Our firm recently handled a case involving a medical doctor who was charged with threats of violence and second-degree assault. In this article, we talk all about the case and how we avoided a conviction. Hopefully, this gives others an idea of how to work around a charge and avoid a conviction for similar cases.
The Facts of the Case
The case begins after an incident one summer in Minnesota after the COVID-19 pandemic hit. The client and his children were at home where they had a yard that was at least 75 yards in size. The children were playing in the yard, making noise that angered the neighbors.
The neighbors called 911 to complain about the noise while their daughter, who was around 17 years old, started going over to the yard and swearing at our client. The latter started swearing back, which angered the 17-year-old’s father. This prompted him to shout and swear at our client and his kids, perhaps even threatening them by saying “I’ll kill you.”
After this encounter, our client and his kids ran to the house and locked the door. But this didn’t stop the neighbor from continuing his yelling to the point that he even started to unlatch the fence gate at our client’s house.
This scared our client, so he went to grab his shotgun from the closet. Now, things get a little bit complicated. The neighbor and his daughter alleged that our client pointed the gun at them. On the other hand, our client told the 911 operator that he did brandish the shotgun but had not actually pointed it at the neighbors or threatened them with it. Rather, he took the shotgun and pointed it at the ground, out of fear and in hopes of dissuading them from breaking into the house.
The main issue here is whether or not our client had actually pointed the gun at the neighbors. While we believed that he didn’t and that the act of brandishing the gun was self-defense, it was a matter of who the jury was going to believe.
In our opinion, this case would have been very interesting to take to trial. But the decision to wasn’t as simple as that because the client was a medical doctor. If a doctor is found to have any assaultive conduct, they risk losing their medical license. So if the case was brought to trial, our client’s job and livelihood would be at stake.
Prior to us handling the case, the client worked with a different lawyer when he was charged with threats of violence. In their plea negotiations, our client was told that if didn’t plead guilty to threats of violence, they were going to amend the charges to second-degree assault with a firearm. The latter, in case of a conviction, carries a three-year mandatory minimum prison sentence in Minnesota.
How We Helped the Client
Luckily, the client asked us to take over the case after his brother, who has a public defender, referred him to us. When we accepted the case, we immediately went out to the scene to get a better idea of the house’s layout and appreciate what it feels like to be there. There are things a site visit can reveal that reviewing evidence on paper cannot, which helps us do a better job for the client.
Ultimately, we determined that the client was not going to be pleading guilty to the threats of violence charge. This is because we knew he had a viable claim for self-defense or defense of others. Our firm filed that notice with the intention of going to trial.
But lo and behold, we ended up negotiating with the prosecution to the point where they give our client an offer to reduce the charge to a misdemeanor or reckless handling of a firearm under Minnesota statute 609.66, subdivision 1A1.
Compared to the initial offer that would lead to a second-degree assault charge, which was a felony, this was more favorable because it did not require our client to do any jail time and it would allow him to keep his medical license.
While we were prepared to go to trial, our client felt more confident accepting the offer. He didn’t want to risk the jury deciding against him, so he was happy with the offer and took it.
As lawyers, we are in no place to pressure our clients into pleading guilty, accepting an offer, or going to trial. While we can give them our advice, it is ultimately their decision that we should honor.

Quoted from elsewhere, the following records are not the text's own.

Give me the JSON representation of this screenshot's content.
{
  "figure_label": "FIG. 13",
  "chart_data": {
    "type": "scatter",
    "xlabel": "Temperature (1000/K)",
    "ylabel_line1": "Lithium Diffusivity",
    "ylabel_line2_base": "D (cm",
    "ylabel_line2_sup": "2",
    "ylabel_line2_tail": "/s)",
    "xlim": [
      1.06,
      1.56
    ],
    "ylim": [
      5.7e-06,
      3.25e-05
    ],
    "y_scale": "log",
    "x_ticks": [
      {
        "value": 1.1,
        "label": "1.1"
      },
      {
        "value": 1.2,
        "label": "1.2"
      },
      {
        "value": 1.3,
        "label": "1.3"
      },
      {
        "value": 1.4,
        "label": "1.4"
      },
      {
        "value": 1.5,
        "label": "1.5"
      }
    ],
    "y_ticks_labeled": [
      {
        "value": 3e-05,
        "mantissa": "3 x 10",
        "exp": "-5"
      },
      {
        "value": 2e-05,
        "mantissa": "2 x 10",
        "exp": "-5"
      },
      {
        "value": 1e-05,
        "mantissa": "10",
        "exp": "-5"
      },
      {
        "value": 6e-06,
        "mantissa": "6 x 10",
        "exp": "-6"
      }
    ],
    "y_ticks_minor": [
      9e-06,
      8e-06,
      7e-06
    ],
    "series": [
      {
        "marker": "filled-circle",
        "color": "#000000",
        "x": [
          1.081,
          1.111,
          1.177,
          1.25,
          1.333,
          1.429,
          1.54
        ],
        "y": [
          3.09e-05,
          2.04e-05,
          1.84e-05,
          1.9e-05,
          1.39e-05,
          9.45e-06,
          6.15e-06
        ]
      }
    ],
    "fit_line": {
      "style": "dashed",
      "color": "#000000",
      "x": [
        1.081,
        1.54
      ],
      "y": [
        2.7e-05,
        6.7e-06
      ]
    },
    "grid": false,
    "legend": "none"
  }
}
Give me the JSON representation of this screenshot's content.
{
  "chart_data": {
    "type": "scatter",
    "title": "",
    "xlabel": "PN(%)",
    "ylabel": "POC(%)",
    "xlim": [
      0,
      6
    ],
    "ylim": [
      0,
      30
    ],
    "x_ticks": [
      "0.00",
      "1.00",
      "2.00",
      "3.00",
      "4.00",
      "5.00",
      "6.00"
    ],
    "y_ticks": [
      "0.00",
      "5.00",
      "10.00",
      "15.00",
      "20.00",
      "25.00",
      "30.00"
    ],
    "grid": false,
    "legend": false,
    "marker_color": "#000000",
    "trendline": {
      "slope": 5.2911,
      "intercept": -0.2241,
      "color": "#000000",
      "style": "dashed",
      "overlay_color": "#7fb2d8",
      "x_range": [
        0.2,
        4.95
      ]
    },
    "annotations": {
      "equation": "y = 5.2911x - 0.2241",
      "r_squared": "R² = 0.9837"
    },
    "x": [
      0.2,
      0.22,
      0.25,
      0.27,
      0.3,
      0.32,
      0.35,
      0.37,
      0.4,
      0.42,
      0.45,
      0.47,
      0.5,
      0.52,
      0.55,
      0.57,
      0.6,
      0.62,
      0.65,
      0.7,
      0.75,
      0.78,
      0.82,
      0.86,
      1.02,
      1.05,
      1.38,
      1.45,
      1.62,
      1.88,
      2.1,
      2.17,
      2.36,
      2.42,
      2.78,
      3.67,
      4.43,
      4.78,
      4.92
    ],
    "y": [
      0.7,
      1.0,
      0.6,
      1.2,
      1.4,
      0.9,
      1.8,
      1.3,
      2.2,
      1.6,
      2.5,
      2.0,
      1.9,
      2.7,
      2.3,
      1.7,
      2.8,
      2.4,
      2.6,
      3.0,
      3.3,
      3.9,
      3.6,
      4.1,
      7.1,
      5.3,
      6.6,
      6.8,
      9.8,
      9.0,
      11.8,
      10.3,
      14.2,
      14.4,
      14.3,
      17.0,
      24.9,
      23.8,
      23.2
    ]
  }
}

We agreed that the offer was best for the client, so we were a hundred percent behind him in accepting the offer.
This eventually led to his threats of violence and second-degree assault charges being dismissed, allowing him to keep his record clean, avoid prison time, and most importantly, save his career and livelihood.
How Having an Experienced Lawyer Can Get You a Better Deal in Criminal Cases
Different lawyers will have different opinions about a case. But one with experience trying criminal cases will, more often than not, be able to come up with a solution that is favorable for their clients. This is because they put in the work — going through the scene, sending an investigator to interview witnesses, and developing a strong defense.
Not only that, but having an experienced lawyer can also be intimidating to the prosecution. Because they are aware of the lawyer’s track record in winning trials and convincing juries, they are likely going to make a good offer on the case.